今でもデザイン事務所に勤めながらもヒーローとして警察と一緒に事件を追ったりしているという。俺とはまた違う、アングラヒーロー。
美しい彼女の中には、凄惨な事件や、本当ならば知りたくも聞きたくもない記憶が残っているのだろう。捜査するには視たものを警察に事細かに伝えなければならない。それは残るというより、強固に記憶に刻まれているのかもしれない。抱きしめることしかできなかったあの日の言葉も、実は…。任務中、視た未来が良くないものだったらどうする。彼女が伝えた事を回避しようとするはずだ。だとすれば、彼女が怖がっていたものはもっと大きな…。
「ひどいことばかりじゃないのよ、それは消太さんも知ってるでしょ」と言う彼女は尊敬するほどに強い。
それでも彼女は、自分のことを弱いと言う。それは初め、ヒーロー活動を制限していることに引け目を感じているからだと思っていた。全て俺の憶測でしかないが、彼女が背負うものは思っている以上に重い。それでも市民を、社会を守ろうとする彼女は弱くない。弱いはずがない。自分を守ったっていい、そう伝えたいのに、全てを知るわけではない俺が、守られている俺が彼女に言える言葉なんて。

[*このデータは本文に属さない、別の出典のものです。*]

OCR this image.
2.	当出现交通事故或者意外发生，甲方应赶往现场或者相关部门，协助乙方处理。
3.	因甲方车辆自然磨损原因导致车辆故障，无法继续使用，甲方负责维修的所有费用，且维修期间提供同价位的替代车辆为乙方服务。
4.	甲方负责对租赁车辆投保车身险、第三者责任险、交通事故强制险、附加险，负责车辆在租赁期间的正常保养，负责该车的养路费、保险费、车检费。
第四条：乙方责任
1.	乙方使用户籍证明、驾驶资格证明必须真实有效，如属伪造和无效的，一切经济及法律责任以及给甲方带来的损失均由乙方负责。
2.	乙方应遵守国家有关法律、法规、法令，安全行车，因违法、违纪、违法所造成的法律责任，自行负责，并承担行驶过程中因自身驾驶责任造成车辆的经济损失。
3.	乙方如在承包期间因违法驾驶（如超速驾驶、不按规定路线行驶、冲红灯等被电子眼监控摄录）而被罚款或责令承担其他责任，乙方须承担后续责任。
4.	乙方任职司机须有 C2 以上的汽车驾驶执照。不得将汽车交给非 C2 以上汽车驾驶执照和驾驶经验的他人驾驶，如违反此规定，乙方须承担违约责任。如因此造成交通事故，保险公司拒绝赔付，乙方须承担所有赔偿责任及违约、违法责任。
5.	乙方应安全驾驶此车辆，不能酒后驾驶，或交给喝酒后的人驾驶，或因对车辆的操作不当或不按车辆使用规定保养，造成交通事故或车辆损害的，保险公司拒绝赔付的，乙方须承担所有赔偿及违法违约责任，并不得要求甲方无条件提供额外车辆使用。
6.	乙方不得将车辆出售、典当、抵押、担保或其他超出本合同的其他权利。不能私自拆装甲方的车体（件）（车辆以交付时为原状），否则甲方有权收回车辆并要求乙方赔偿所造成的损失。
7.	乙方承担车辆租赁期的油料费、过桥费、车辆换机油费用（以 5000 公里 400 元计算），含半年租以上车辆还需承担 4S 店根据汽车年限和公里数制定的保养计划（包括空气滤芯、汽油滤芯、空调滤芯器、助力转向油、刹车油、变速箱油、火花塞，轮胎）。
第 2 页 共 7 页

閉じられた瞼の長い睫毛が影を落とす。その下のクマをそうっと撫でた。
彼女はあの日、直接命には関わらないと言っていた。憶測が当たっていれば、変えようとしたり無視をすれば、どちらかまたはどちらともの命に関わるということなのだろう。それでも彼女との別れを受け入れなければならないという事実に呼吸の仕方を忘れそうになる。

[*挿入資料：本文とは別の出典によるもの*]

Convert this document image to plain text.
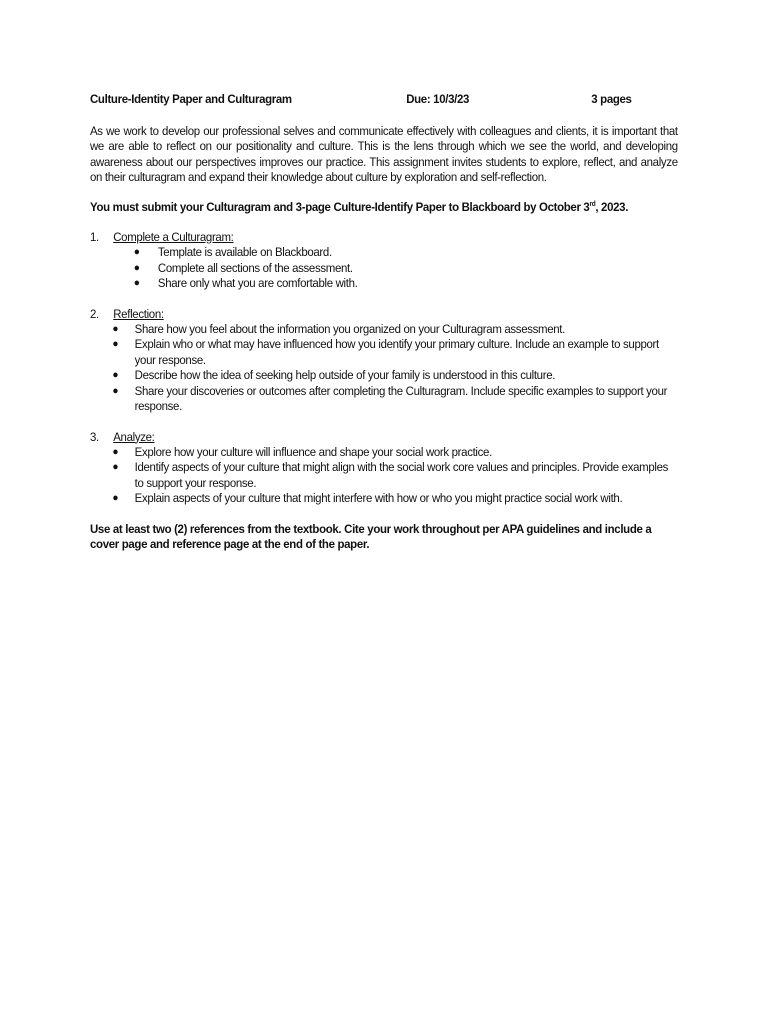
Culture-Identity Paper and Culturagram	Due: 10/3/23	3 pages
As we work to develop our professional selves and communicate effectively with colleagues and clients, it is important that we are able to reflect on our positionality and culture. This is the lens through which we see the world, and developing awareness about our perspectives improves our practice. This assignment invites students to explore, reflect, and analyze on their culturagram and expand their knowledge about culture by exploration and self-reflection.
You must submit your Culturagram and 3-page Culture-Identify Paper to Blackboard by October 3rd, 2023.
1. Complete a Culturagram:
● Template is available on Blackboard.
● Complete all sections of the assessment.
● Share only what you are comfortable with.
2. Reflection:
● Share how you feel about the information you organized on your Culturagram assessment.
● Explain who or what may have influenced how you identify your primary culture. Include an example to support your response.
● Describe how the idea of seeking help outside of your family is understood in this culture.
● Share your discoveries or outcomes after completing the Culturagram. Include specific examples to support your response.
3. Analyze:
● Explore how your culture will influence and shape your social work practice.
● Identify aspects of your culture that might align with the social work core values and principles. Provide examples to support your response.
● Explain aspects of your culture that might interfere with how or who you might practice social work with.
Use at least two (2) references from the textbook. Cite your work throughout per APA guidelines and include a cover page and reference page at the end of the paper.
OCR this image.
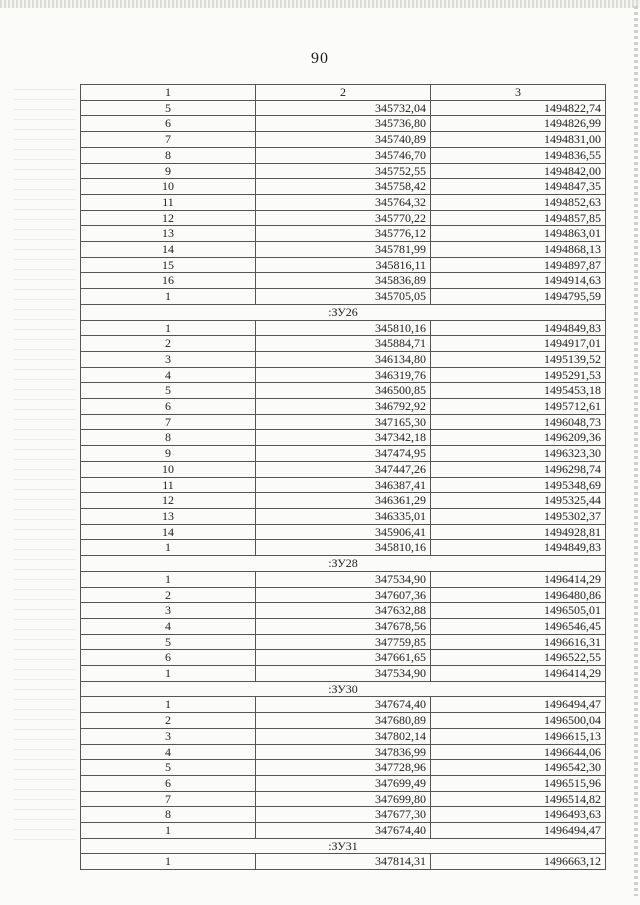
90
1	2	3
5	345732,04	1494822,74
6	345736,80	1494826,99
7	345740,89	1494831,00
8	345746,70	1494836,55
9	345752,55	1494842,00
10	345758,42	1494847,35
11	345764,32	1494852,63
12	345770,22	1494857,85
13	345776,12	1494863,01
14	345781,99	1494868,13
15	345816,11	1494897,87
16	345836,89	1494914,63
1	345705,05	1494795,59
:ЗУ26		
1	345810,16	1494849,83
2	345884,71	1494917,01
3	346134,80	1495139,52
4	346319,76	1495291,53
5	346500,85	1495453,18
6	346792,92	1495712,61
7	347165,30	1496048,73
8	347342,18	1496209,36
9	347474,95	1496323,30
10	347447,26	1496298,74
11	346387,41	1495348,69
12	346361,29	1495325,44
13	346335,01	1495302,37
14	345906,41	1494928,81
1	345810,16	1494849,83
:ЗУ28		
1	347534,90	1496414,29
2	347607,36	1496480,86
3	347632,88	1496505,01
4	347678,56	1496546,45
5	347759,85	1496616,31
6	347661,65	1496522,55
1	347534,90	1496414,29
:ЗУ30		
1	347674,40	1496494,47
2	347680,89	1496500,04
3	347802,14	1496615,13
4	347836,99	1496644,06
5	347728,96	1496542,30
6	347699,49	1496515,96
7	347699,80	1496514,82
8	347677,30	1496493,63
1	347674,40	1496494,47
:ЗУ31		
1	347814,31	1496663,12
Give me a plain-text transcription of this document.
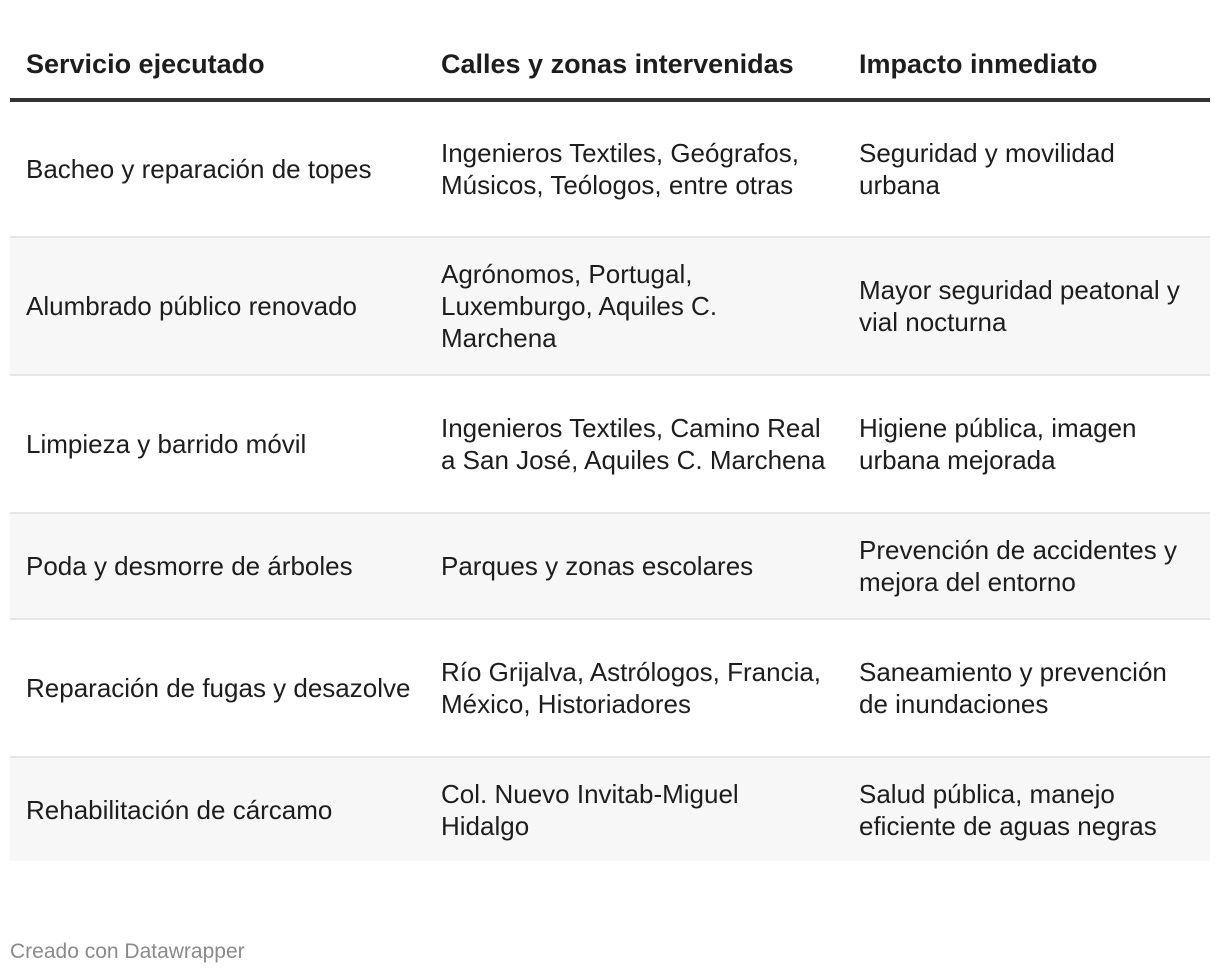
Servicio ejecutado	Calles y zonas intervenidas	Impacto inmediato
Bacheo y reparación de topes	Ingenieros Textiles, Geógrafos, Músicos, Teólogos, entre otras	Seguridad y movilidad urbana
Alumbrado público renovado	Agrónomos, Portugal, Luxemburgo, Aquiles C. Marchena	Mayor seguridad peatonal y vial nocturna
Limpieza y barrido móvil	Ingenieros Textiles, Camino Real a San José, Aquiles C. Marchena	Higiene pública, imagen urbana mejorada
Poda y desmorre de árboles	Parques y zonas escolares	Prevención de accidentes y mejora del entorno
Reparación de fugas y desazolve	Río Grijalva, Astrólogos, Francia, México, Historiadores	Saneamiento y prevención de inundaciones
Rehabilitación de cárcamo	Col. Nuevo Invitab-Miguel Hidalgo	Salud pública, manejo eficiente de aguas negras
Creado con Datawrapper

彼女は別れの日も原因も会話も何もかも知っている。知っているのに言えない。耐えきれず伝えられる範囲で言ったのがあの一言。それ以上聞くことはできない。無理矢理聞き出したところで不合理な事ばかりを考え、彼女が隠していた優しささえも無駄にしてしまう。残りを知る彼女にとってそれはつらいことだろう。それならば、今までと変わらず、最後まで幸せで満たしていくことにしよう。
笑っていてほしい。生きていてほしい。
肋骨が軋み、息が浅くなる。
「……消太さんは、泣き虫さんだね」
緩やかに開かれた瞼に、睫毛が淡く揺れた。赤子をあやすような柔らかい声と温かい手が頬に触れる。あまりにも優しくて、苦しくて、溢れるものを止めることができなかった。